5 is my lucky number. I was born in month 5 on a day divisible by 5. My birth year also ends in 5. I met my husband on Cinco de Mayo. And we chose day 5 of a cold chilly month to say “I do” in the Mexican heat.
Now it’s our 5-year wedding anniversary. I remember that day so vividly – when Dean and I stood at the edge of the Caribbean Sea. The wind blasting the train of my gown under a gauzy gazebo.
There we were a couple of gringos, squinty, yet starry eyed, full of wonder.
I married my tall German drink of water for many reasons, like: A) He always told the truth. B) I knew he loved me deeply, and C) I knew he’d make a fantastic father. These things were a given. I was also attracted to his wit and intellectualism. Plus, he makes a ridiculous omelet.
But along with virtue comes fault, and when it comes to dishing compliments, this goes against the grain of his sarcastic nature.
So when we checked into the Clift Hotel in SF on Saturday night to celebrate the big ‘5’, and we found they left this on our pillow instead of chocolate…
I had to laugh my ass off.
Good ol’ Mark Twain. Wordcandy from the epistolary heavens. All to commemorate year 5.
Ironically, I used to date men that showered me in compliments. Growing up, sarcasm was not tolerated – my mother endured verbal abuse as a kid. So this carved my way in the dating world. I clung to meaningless, misguided words that sparkled like counterfeit gems.
I once heard from a wise, respected sage that every relationship is constantly changing. It’s on a continuum to “better”, or more “bitter”. It’s one or the other, and there is no in between.
I think back to where Dean and I were five years ago. We had all the time in the world for one another. We had 18 holes of golf, quiet hikes in the Evergreens, lulling concerts at the vineyard.
And today, with a toddler, we fight to finish our sentences. If Dean calls me from downstairs, our 2-year old calls back in rapid, high octane jibberish. There is always a diaper to be changed, a crash to be avoided, a food spill to be cleaned. So we make assumptions about each other’s actions with little to no information.
We have our seasons just like anyone else. And I’ve come to realize it’s about managing expectations, and then managing the tangible, domestic everyday things.
We are working on getting out more together, just the two of us. We are leaning on friends to watch our little guy without family nearby.
I am grateful for love in my life, for the commitment to stand by each other, to share the joy of togetherness, and raise a beautiful little soul.
Each and every day, there are so many things to be grateful for. I just have to remember, it’s always a choice to alter your perspective.

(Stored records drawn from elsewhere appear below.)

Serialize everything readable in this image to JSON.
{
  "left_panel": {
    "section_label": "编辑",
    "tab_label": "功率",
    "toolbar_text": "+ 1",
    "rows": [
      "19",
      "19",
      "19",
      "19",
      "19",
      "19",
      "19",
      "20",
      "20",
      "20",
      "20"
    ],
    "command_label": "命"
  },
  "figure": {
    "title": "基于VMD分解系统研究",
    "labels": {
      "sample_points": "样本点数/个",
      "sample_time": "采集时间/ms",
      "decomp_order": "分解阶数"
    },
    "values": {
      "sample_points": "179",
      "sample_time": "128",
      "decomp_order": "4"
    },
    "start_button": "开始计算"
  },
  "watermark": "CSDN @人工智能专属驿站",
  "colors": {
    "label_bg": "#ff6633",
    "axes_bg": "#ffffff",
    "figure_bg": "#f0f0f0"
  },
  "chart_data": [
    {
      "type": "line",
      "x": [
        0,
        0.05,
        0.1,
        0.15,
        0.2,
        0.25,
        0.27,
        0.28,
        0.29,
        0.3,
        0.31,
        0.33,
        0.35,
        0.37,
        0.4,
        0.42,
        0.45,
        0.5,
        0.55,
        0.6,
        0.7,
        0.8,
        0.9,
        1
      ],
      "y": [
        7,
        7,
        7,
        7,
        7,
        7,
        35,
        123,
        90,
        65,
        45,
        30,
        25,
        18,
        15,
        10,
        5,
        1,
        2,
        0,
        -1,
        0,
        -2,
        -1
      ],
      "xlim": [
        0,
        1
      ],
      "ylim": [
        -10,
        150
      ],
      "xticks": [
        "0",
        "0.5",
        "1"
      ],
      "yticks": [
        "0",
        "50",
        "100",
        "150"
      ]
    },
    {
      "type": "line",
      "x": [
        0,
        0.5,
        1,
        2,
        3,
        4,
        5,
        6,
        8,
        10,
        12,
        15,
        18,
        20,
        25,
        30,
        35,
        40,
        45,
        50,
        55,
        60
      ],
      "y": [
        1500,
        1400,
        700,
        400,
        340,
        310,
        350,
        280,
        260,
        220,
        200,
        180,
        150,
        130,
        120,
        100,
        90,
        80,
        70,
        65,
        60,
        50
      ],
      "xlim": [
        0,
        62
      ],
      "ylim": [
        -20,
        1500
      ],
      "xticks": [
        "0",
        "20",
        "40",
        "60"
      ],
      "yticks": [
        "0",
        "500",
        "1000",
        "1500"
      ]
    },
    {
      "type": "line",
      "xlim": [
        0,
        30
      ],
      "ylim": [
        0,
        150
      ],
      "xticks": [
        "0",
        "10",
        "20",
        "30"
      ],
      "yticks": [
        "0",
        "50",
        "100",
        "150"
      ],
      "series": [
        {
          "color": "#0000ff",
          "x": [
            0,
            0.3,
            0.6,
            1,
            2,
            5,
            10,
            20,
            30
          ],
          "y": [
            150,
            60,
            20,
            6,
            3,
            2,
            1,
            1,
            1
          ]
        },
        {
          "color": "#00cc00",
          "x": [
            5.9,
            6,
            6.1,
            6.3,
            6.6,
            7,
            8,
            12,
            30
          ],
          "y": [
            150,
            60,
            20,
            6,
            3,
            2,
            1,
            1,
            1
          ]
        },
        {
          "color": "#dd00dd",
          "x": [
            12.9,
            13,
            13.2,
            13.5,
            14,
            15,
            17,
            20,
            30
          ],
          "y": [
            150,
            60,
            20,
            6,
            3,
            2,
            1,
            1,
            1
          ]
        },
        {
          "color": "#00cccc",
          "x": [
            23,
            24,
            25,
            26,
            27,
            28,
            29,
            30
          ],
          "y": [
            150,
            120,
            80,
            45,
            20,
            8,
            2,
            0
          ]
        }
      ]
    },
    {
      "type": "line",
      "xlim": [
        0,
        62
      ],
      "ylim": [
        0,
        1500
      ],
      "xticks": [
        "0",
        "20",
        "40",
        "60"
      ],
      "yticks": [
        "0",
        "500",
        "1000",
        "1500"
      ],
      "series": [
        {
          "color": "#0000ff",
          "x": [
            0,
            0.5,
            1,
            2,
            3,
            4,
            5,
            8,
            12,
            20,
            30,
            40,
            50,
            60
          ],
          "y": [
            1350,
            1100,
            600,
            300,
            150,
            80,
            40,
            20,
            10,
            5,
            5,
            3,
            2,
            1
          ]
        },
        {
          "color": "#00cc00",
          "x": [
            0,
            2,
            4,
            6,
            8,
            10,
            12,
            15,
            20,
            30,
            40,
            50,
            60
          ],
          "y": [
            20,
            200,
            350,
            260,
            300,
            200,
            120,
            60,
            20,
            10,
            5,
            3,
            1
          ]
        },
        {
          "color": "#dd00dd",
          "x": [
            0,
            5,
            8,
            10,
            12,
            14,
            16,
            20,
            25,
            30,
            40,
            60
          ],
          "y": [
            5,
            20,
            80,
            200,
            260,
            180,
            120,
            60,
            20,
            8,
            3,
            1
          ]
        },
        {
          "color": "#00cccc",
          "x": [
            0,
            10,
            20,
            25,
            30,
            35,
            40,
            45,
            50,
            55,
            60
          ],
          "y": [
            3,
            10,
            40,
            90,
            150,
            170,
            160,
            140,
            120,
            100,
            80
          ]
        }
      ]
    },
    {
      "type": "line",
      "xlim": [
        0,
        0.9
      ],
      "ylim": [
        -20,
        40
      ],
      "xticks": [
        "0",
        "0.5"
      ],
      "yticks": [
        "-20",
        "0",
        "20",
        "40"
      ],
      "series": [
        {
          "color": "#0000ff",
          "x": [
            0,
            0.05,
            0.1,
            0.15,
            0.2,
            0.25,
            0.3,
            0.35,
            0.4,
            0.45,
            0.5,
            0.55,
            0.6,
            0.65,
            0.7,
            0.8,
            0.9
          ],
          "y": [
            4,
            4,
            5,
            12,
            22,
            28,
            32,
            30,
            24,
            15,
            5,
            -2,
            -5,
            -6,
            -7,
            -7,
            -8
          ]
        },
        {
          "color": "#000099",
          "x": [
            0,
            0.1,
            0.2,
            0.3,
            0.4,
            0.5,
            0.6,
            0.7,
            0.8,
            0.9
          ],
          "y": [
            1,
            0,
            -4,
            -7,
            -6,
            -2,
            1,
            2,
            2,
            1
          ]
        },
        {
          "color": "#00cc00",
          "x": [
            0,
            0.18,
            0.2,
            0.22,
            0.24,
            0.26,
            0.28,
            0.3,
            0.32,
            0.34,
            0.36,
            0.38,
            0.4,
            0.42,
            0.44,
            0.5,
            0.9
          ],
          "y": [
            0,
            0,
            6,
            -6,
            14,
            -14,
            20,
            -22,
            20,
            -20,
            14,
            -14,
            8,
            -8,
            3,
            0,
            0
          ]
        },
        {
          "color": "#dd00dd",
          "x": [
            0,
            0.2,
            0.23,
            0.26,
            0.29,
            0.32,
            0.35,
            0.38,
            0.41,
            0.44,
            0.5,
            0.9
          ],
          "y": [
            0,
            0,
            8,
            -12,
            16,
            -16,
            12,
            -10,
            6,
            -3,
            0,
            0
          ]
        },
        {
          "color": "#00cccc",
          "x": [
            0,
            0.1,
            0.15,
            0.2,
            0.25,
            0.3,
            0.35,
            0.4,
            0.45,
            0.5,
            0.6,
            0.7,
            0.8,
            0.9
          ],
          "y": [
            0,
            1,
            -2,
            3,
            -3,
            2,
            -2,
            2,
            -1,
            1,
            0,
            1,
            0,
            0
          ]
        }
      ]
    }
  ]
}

So if I may ask, without sounding too much like a pundit in a cheesy self-help book – what are you grateful for today??


Myhusband who is as sweet as the day I met him and showed me again, just today, that all he wants is to see me happy. BTW, you are an amazing writer Mysti.

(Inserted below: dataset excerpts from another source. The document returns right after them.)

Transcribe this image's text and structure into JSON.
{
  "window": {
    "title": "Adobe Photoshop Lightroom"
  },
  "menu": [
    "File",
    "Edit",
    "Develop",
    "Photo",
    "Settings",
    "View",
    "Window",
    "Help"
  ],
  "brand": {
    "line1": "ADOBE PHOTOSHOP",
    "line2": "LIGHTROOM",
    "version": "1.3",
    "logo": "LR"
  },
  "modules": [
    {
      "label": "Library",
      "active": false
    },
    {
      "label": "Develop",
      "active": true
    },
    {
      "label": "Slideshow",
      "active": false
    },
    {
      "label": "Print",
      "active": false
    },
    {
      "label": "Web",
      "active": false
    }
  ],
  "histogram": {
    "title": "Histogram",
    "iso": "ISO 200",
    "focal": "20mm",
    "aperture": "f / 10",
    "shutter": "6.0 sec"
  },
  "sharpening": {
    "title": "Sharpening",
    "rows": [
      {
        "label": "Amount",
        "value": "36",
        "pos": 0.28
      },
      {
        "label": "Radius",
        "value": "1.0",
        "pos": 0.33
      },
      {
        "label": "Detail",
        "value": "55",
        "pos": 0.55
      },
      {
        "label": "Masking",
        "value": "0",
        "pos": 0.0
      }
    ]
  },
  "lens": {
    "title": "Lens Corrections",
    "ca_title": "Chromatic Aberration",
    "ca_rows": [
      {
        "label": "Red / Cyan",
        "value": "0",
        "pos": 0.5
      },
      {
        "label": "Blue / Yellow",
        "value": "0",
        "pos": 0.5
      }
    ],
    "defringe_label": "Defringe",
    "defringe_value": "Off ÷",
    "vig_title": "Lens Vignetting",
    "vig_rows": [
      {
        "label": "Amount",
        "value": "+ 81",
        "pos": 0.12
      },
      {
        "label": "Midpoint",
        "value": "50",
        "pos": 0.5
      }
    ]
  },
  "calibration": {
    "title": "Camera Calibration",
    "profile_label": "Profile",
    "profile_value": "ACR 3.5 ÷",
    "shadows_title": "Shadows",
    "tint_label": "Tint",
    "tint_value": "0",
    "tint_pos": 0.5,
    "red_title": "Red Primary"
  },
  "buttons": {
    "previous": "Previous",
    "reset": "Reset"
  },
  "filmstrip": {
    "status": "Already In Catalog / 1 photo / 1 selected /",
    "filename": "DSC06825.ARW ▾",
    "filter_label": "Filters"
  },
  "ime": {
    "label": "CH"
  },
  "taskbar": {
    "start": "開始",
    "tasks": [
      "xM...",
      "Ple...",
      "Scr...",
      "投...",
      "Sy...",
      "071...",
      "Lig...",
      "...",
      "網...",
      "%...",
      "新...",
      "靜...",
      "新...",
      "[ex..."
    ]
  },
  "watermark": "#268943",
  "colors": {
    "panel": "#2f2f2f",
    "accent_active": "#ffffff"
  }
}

Oh Aida, that’s awesome, RK is a total keeper. Lucky girl you are, (we are!)
I love that. “Better” or “bitter”. Of course we have our ups and downs but I feel like every day with Bruce is better. I think that’s how you know it’s right. Thanks for the reminder my dear. We’ve got the good ones. ❤
Yeah, the gist is that a relationship is constantly evolving, never staying static. On a trajectory to better, or more bitter. Just being mindful of that helps. I think we tend to take for granted that when life gets hard, our spouses feel the weight of it first before anyone else. And you’re right, BM – our guys enrich our lives every day whether we’re cognizant of it at the time, or not!